Senators Kirsten Gillibrand and Kamala Harris both entered the 2020 race with substantially more name recognition than Buttigieg. Gillibrand had been mentored by Hillary Clinton, whose Senate seat she inherited, and had garnered national press coverage for her leading role in the #MeToo movement. Harris, the second Black woman ever elected to the Senate, was a Democratic star in the making—often compared to Barack Obama—whose formidable performances in Senate hearings had gained her an ardent following. Both women’s entrance to the presidential race was greeted with widespread mistrust, contempt, and sometimes outright fury.

The sexism involved in Gillibrand’s downfall was more overt; her chances were nuked by powerful party donors, who were angry that she had been the first to call for Al Franken’s resignation after he’d been accused of sexual misconduct. Any positive mention of Gillibrand would attract swarms of Franken defenders, calling her power-hungry, opportunistic, or treacherous—all the stereotypes we apply to women in power to explain our feeling that women should have less of it—and her media coverage was dominated by Franken to the exclusion of nearly everything else. Her run was as doomed as it was short-lived. Harris’s positions on trans rights, sex work, and mental health all drew thoughtful critique, often from women who supported her. Yet she also inspired virulently personal anger, which was more focused on tearing her down as a person than on pressuring her to adopt better positions. The “leftists” who called Harris an “evil sociopath”, complained about her laugh, or questioned whether she was faking her enjoyment of rap were often not advancing any specific agenda so much as they were propagating the same old stereotypes: Corrupt, selfish, “inauthentic,” untrustworthy.

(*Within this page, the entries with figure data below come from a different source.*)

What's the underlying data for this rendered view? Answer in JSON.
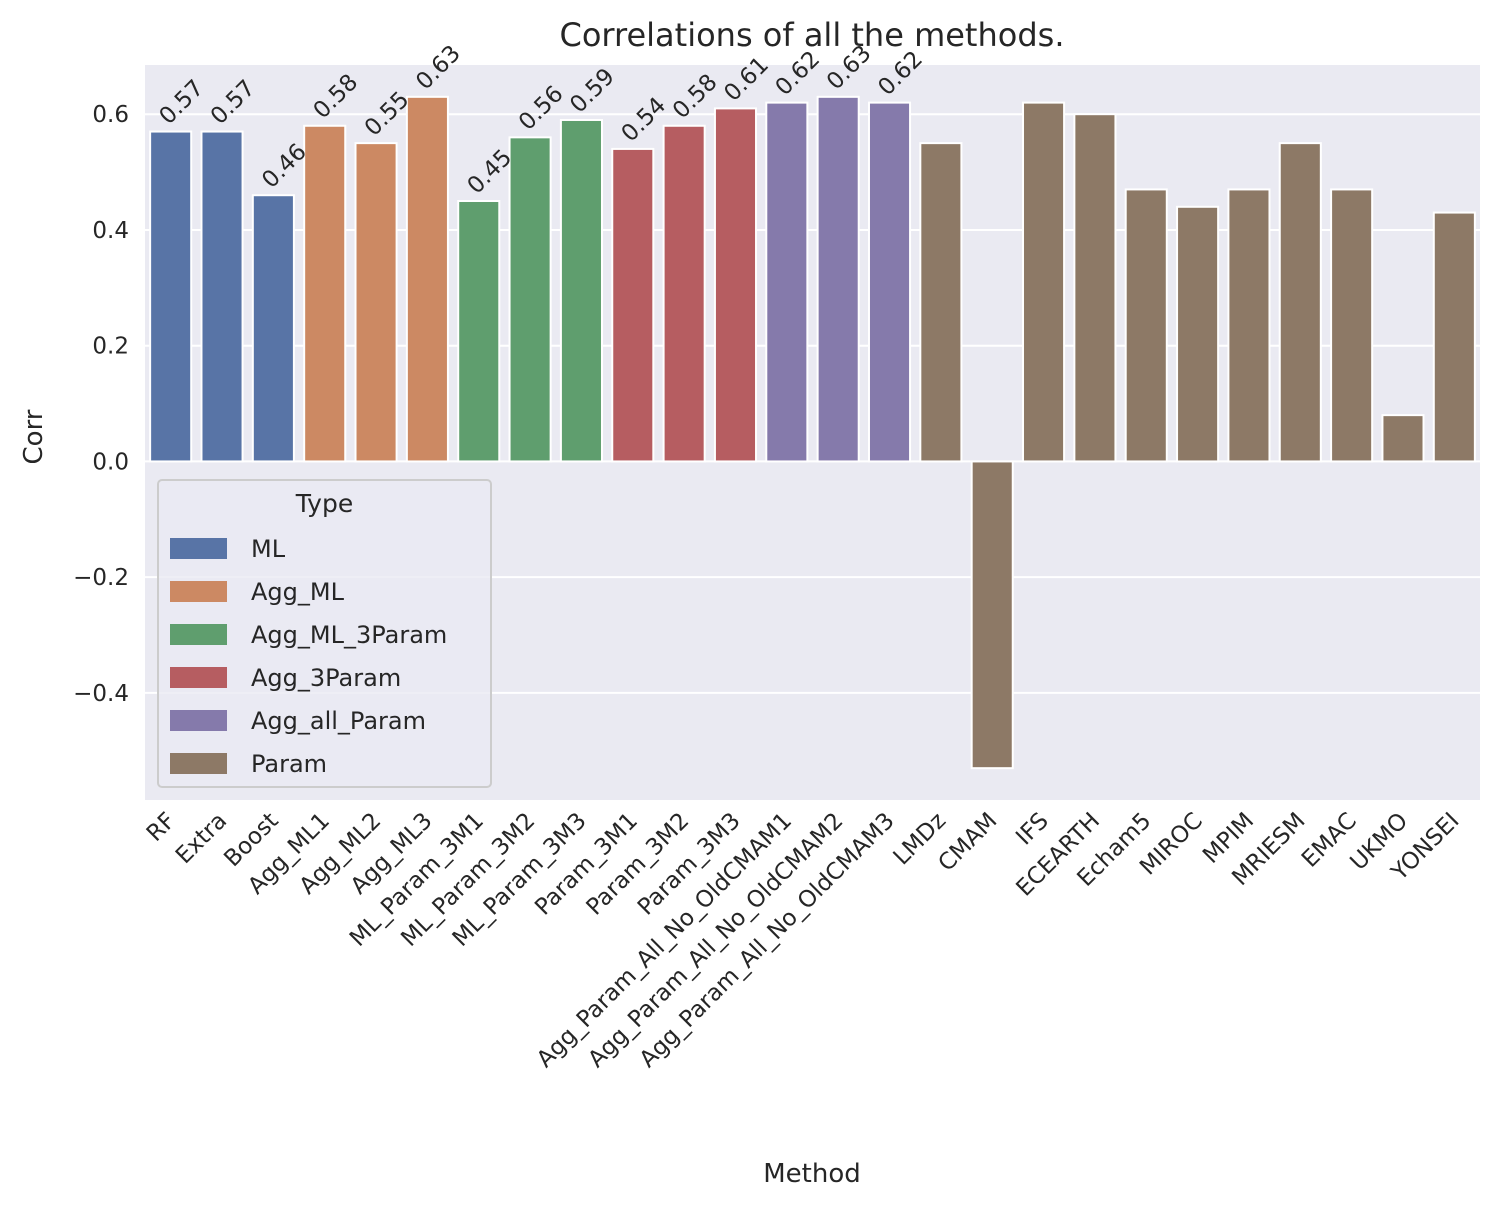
{
  "chart_data": {
    "type": "bar",
    "title": "Correlations of all the methods.",
    "xlabel": "Method",
    "ylabel": "Corr",
    "ylim": [
      -0.585,
      0.685
    ],
    "yticks": [
      {
        "value": 0.6,
        "label": "0.6"
      },
      {
        "value": 0.4,
        "label": "0.4"
      },
      {
        "value": 0.2,
        "label": "0.2"
      },
      {
        "value": 0.0,
        "label": "0.0"
      },
      {
        "value": -0.2,
        "label": "−0.2"
      },
      {
        "value": -0.4,
        "label": "−0.4"
      }
    ],
    "grid": true,
    "legend": {
      "title": "Type",
      "placement": "lower-left",
      "entries": [
        {
          "name": "ML",
          "color": "#5874a6"
        },
        {
          "name": "Agg_ML",
          "color": "#cc8963"
        },
        {
          "name": "Agg_ML_3Param",
          "color": "#5f9e6e"
        },
        {
          "name": "Agg_3Param",
          "color": "#b65d61"
        },
        {
          "name": "Agg_all_Param",
          "color": "#857aab"
        },
        {
          "name": "Param",
          "color": "#8d7966"
        }
      ]
    },
    "bars": [
      {
        "category": "RF",
        "value": 0.57,
        "type": "ML",
        "label": "0.57"
      },
      {
        "category": "Extra",
        "value": 0.57,
        "type": "ML",
        "label": "0.57"
      },
      {
        "category": "Boost",
        "value": 0.46,
        "type": "ML",
        "label": "0.46"
      },
      {
        "category": "Agg_ML1",
        "value": 0.58,
        "type": "Agg_ML",
        "label": "0.58"
      },
      {
        "category": "Agg_ML2",
        "value": 0.55,
        "type": "Agg_ML",
        "label": "0.55"
      },
      {
        "category": "Agg_ML3",
        "value": 0.63,
        "type": "Agg_ML",
        "label": "0.63"
      },
      {
        "category": "ML_Param_3M1",
        "value": 0.45,
        "type": "Agg_ML_3Param",
        "label": "0.45"
      },
      {
        "category": "ML_Param_3M2",
        "value": 0.56,
        "type": "Agg_ML_3Param",
        "label": "0.56"
      },
      {
        "category": "ML_Param_3M3",
        "value": 0.59,
        "type": "Agg_ML_3Param",
        "label": "0.59"
      },
      {
        "category": "Param_3M1",
        "value": 0.54,
        "type": "Agg_3Param",
        "label": "0.54"
      },
      {
        "category": "Param_3M2",
        "value": 0.58,
        "type": "Agg_3Param",
        "label": "0.58"
      },
      {
        "category": "Param_3M3",
        "value": 0.61,
        "type": "Agg_3Param",
        "label": "0.61"
      },
      {
        "category": "Agg_Param_All_No_OldCMAM1",
        "value": 0.62,
        "type": "Agg_all_Param",
        "label": "0.62"
      },
      {
        "category": "Agg_Param_All_No_OldCMAM2",
        "value": 0.63,
        "type": "Agg_all_Param",
        "label": "0.63"
      },
      {
        "category": "Agg_Param_All_No_OldCMAM3",
        "value": 0.62,
        "type": "Agg_all_Param",
        "label": "0.62"
      },
      {
        "category": "LMDz",
        "value": 0.55,
        "type": "Param"
      },
      {
        "category": "CMAM",
        "value": -0.53,
        "type": "Param"
      },
      {
        "category": "IFS",
        "value": 0.62,
        "type": "Param"
      },
      {
        "category": "ECEARTH",
        "value": 0.6,
        "type": "Param"
      },
      {
        "category": "Echam5",
        "value": 0.47,
        "type": "Param"
      },
      {
        "category": "MIROC",
        "value": 0.44,
        "type": "Param"
      },
      {
        "category": "MPIM",
        "value": 0.47,
        "type": "Param"
      },
      {
        "category": "MRIESM",
        "value": 0.55,
        "type": "Param"
      },
      {
        "category": "EMAC",
        "value": 0.47,
        "type": "Param"
      },
      {
        "category": "UKMO",
        "value": 0.08,
        "type": "Param"
      },
      {
        "category": "YONSEI",
        "value": 0.43,
        "type": "Param"
      }
    ]
  }
}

Neither candidate was perfect (is there such a thing?), yet in the end, the attacks on them could be boiled down to the same sexist epithet: Both women, I am reliably informed, were “disingenuous opportunists.” Yet if the phrase “disingenuous opportunist” applies to anyone, it applies to Pete Buttigieg, who has thus far been free to shape and re-shape himself, to elbow his way to the front of the line, to blatantly act in pursuit of his own advancement and not much else, in ways that would have gotten a female candidate condemned with a thousand different versions of “selfish” or “liar” by now. (A man of color wouldn’t fare too well with his approach, either—just ask Julian Castro, who’s been labeled “mean” for challenging his debate opponents the same way Buttigieg does every time he steps on stage.) Pete is hardly beloved of the left, but aside from a few dunks on Twitter, he is more or less taken seriously. We can understand why Pete would push us to grant him more power before he’s put in the same amount of work as his competitors, or why he’s more focused on advancing up the ladder than in standing by his principles, because we raise white men to engage in the pursuit of power for its own sake. Pete Buttigieg is just doing what white men are expected to do.

What white men are expected to do, however, is different than what presidents should do. A historically diverse primary field, in a critical election year, should not come down to which guy can most easily contort himself to fill the white-male-centrist slot, even if certain conservative Democrats can’t imagine any other type of candidate as a “leader.” Pete Buttigieg probably never intended to become a frontrunner, and while he was still essentially running to raise his profile, rather than running to govern, it was easy to ignore him. Now, however, it’s time to start taking him as seriously as he takes himself—and taking Pete Buttigieg seriously means acknowledging that he probably shouldn’t be in this race at all.